“Eti senin kemiği benim”
Geçtiğimiz haftalarda bir özel okul öğretmeni ile yaptığım röportaj ile veli olarak özel okulda çalışan öğretmenlerin neler yaşadığını, bu mesleği icra ederken nelerle karşılaştıklarını öğrenmiş oldum.
Peki ya devlet okullarında öğretmen olmak nasıl bir şey? Bizim zamanımız ile aynı mı, farklı mı? Devlet okulunda öğretmenlik cennet mi?
Tüm sorularıma içtenlikle cevap veren öğretmen arkadaşıma teşekkürlerimle…
Öncelikle kısaca bize öğretmenlik deneyimini anlatır mısın? Kaç yıldır devlet okulunda öğretmensin, daha önce özel okulda çalıştın mı?
2000 yılında bir devlet lisesinde göreve başladım. Mezun olur olmaz, KPSS sınavına girmiştim, o zamanlar böyle sırat köprüsü değildi bu sınav, iyi bir puan almıştım ama devlette çalışmak istemediğimi belirterek, başvurumu yapmamıştım. Ücretli öğretmenliğime 2000 yılında, 2001 Eylül ayında da atanmaya karar verip, atandığım okulda olmak üzere devlet memurluğu hikayeme başladım. 16 yıldır devlet okullarında (ilk, orta ve lise) öğretmenlik yapmaktayım.
Neden devlet okulunda çalışmayı tercih ettin?

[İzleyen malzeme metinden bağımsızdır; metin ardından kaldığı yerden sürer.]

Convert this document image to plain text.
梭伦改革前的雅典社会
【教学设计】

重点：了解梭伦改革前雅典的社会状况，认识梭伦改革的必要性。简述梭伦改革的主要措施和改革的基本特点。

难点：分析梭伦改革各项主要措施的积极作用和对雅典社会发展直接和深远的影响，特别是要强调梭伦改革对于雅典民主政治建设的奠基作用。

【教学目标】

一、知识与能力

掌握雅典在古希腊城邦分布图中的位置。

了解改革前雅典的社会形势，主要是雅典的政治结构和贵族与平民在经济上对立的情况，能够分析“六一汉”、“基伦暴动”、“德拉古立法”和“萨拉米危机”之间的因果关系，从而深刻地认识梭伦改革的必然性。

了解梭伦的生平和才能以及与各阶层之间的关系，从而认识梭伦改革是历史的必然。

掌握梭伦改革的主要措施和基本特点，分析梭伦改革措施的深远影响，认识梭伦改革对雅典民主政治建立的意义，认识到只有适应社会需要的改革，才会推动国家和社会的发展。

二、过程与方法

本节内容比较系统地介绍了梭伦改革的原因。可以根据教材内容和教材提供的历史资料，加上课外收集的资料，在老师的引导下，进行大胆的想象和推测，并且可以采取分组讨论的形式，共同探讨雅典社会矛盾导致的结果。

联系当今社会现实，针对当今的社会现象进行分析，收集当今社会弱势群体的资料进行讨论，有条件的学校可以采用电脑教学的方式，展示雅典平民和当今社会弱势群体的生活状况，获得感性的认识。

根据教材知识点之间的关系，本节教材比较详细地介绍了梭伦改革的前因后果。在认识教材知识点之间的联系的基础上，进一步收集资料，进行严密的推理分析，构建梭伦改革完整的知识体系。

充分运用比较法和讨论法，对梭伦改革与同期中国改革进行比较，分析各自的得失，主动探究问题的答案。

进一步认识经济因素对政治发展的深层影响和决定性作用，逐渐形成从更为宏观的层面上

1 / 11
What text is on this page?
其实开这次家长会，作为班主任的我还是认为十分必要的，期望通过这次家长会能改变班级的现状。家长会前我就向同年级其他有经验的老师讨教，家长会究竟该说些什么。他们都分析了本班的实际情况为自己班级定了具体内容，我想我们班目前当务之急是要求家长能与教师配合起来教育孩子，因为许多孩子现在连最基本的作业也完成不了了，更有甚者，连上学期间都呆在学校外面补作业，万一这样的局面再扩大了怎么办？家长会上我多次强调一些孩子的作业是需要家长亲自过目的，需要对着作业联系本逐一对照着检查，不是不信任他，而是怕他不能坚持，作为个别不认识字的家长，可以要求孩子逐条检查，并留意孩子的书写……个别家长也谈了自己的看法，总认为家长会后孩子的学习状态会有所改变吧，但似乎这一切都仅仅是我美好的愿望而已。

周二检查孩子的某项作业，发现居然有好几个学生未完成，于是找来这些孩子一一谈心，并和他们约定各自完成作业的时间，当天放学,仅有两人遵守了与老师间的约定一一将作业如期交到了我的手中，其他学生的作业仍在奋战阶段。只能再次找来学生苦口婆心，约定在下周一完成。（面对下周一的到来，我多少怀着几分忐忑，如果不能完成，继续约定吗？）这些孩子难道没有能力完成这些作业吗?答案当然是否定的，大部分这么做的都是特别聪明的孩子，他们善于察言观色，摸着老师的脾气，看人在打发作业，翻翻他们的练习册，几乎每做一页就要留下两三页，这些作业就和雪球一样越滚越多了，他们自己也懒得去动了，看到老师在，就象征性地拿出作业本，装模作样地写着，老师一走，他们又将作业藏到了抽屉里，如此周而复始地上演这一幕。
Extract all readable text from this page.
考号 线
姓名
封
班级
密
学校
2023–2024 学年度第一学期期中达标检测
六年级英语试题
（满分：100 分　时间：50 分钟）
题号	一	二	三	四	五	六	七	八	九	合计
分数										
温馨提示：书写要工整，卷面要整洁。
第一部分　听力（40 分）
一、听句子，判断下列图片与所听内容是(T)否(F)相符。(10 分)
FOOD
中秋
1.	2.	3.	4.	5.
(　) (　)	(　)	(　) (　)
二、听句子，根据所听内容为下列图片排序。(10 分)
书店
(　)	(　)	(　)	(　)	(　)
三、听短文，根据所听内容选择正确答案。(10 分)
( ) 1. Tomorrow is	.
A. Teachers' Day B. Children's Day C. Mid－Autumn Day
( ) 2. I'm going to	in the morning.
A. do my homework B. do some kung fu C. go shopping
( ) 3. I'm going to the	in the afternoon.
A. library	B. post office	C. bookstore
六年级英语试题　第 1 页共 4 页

Dürüstçe söylemem gerekirse, kendimi ilk olarak sağlam bir kayaya sabitlemek istedim. Üniversite biterken hayalim yurtdışına yerleşip, çeşitli öğretmen eğitimlerine devam edip, sertifikasyonları tamamlayıp oralarda kendime bir hayat kurmaktı. Devlet okullarında çalışmaya başlamadan önce, “bir özel okulda çalışırım yahu ne olacak” diye bir fikrim hiç olmadı. Özel okul geçmişi olan bir bireydim (öğrenci tarafında). Özel okullardaki öğretmenlerimin iş yoğunluğunu görerek büyüdüm. İş yükü çok olmasın, az çok bir gelirim olsun, en büyük engel ''stajyerlik'' kalksın diye bastım tuşa atanmayı bekledim. Ve hemen de istediğim ile atandım.
Devlet okulunda öğretmenlerin karşılaştığı zorluklar neler?
- Yokluk, bilinçsizlik, bezmişlik, vizyonsuzluk, yine yokluk, motivasyonsuzluk ve yine yokluk. Devlet politikasını, siyasetini çok fazla eğitimin içine soktuğu için yıllardır, artık bunun taşlarını oramıza, buramıza yiyoruz.
- Devletin zorunlu tuttuğu müfredat ve bununla çelişen gelişmekte olan sosyal hayat ve bu hayatta bireyi bilinçli hale getirmememize yardımcı olan davranışların kazanımları.
- Velilerin kimi zaman aşırı beklentisi, kimi zaman da uçlardaki ilgisizliği.
- Okul öncesi eğitimin unutulmuş veya boşverilmiş olması.
- Üstün yetenekli veya üstün zekalı öğrenci kavramlarının şişirilerek, anlatılmadan, velilere süslü paketlerle sunulması.
- Neredeyse hiç sorumluluk almamış çocuklardan ilkokul sıralarında mucizeler yaratmasını bekleyen müfredat.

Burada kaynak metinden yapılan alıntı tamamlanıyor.